依然記憶は戻らないながらも外傷は足の骨折だけなので、二週間目には仕事へ復帰。
とはいえまるで分からない事だらけで四苦八苦だけども。
いつも仏頂面でお世辞にも愛相がイイとは言い難い須藤さんだが、コレでいて中々気遣い強いらしく卒なくフォローをしてくれる。
後輩(らしい)久保塚君もとても良い人で、何も覚えていない僕に一から丁寧に仕事を教えてくれて、復帰直後には量産グループから呼んでいた応援の人も一週間もしないうちにお役御免とばかりに自分の仕事に戻っていった。
「おーう!調子はどうだ?」
元気溌剌に挨拶をかまして試作室の扉を開け放った彼は、営業の幸村さん。
プライベートでつるむ関係じゃないにしろ、営業の彼とも仕事を介して仲は良く軽口を叩くくらいには密接な間柄、……だったよう。

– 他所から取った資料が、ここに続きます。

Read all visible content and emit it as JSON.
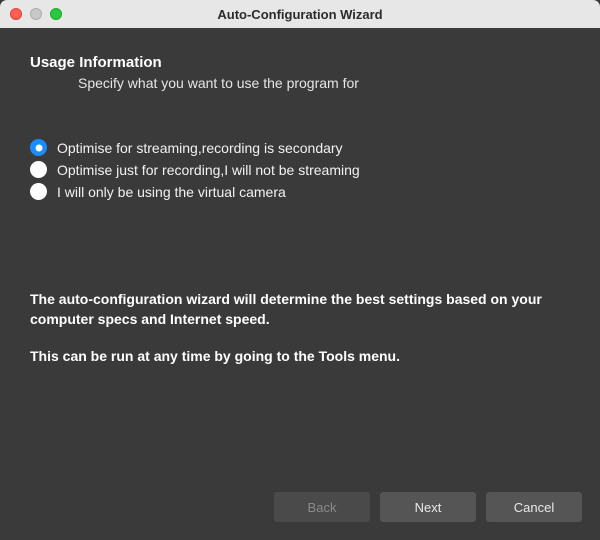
{
  "window": {
    "title": "Auto-Configuration Wizard"
  },
  "header": {
    "title": "Usage Information",
    "subtitle": "Specify what you want to use the program for"
  },
  "options": [
    {
      "label": "Optimise for streaming,recording is secondary",
      "selected": true
    },
    {
      "label": "Optimise just for recording,I will not be streaming",
      "selected": false
    },
    {
      "label": "I will only be using the virtual camera",
      "selected": false
    }
  ],
  "info": {
    "p1": "The auto-configuration wizard will determine the best settings based on your computer specs and Internet speed.",
    "p2": "This can be run at any time by going to the Tools menu."
  },
  "buttons": {
    "back": "Back",
    "next": "Next",
    "cancel": "Cancel"
  }
}
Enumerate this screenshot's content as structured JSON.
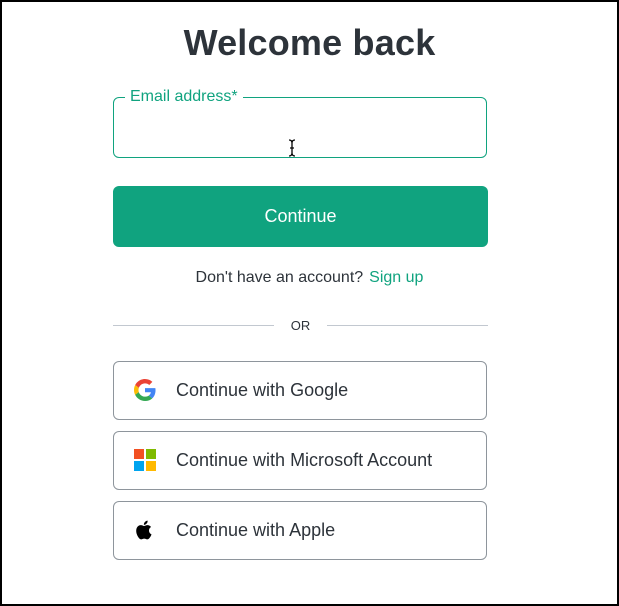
{
  "page": {
    "title": "Welcome back"
  },
  "email": {
    "label": "Email address*",
    "value": "",
    "placeholder": ""
  },
  "continue_button": {
    "label": "Continue"
  },
  "signup": {
    "prompt": "Don't have an account?",
    "link": "Sign up"
  },
  "divider": {
    "text": "OR"
  },
  "social": [
    {
      "label": "Continue with Google",
      "icon": "google-icon"
    },
    {
      "label": "Continue with Microsoft Account",
      "icon": "microsoft-icon"
    },
    {
      "label": "Continue with Apple",
      "icon": "apple-icon"
    }
  ],
  "colors": {
    "accent": "#10a37f",
    "text": "#2d333a",
    "border": "#8e959c",
    "divider": "#c2c8d0"
  }
}
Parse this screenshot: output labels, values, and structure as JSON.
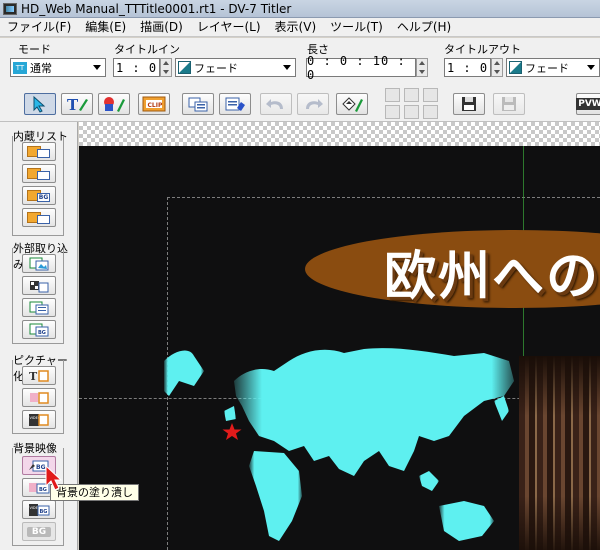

「流石は柏木さんってカンジですよ。日常の言動はまだちょっと固いですけど、仕事の腕は以前通りです。」
感心した風の久保塚君の返事に幸村さんは子供みたいな也をして「そうかそうか」と鷹揚に頷く。
道具とか、工程を覚えるのはちょっと大変だったけど作業自体は嫌いだとは感じなかった。
以前の自分をまるで覚えてないからなんなんだけども、覚えていないからこそ誰に対しても無意識に一線を置くように敬語になり身構えてしまうのが、周囲に言わせると『固い』らしい。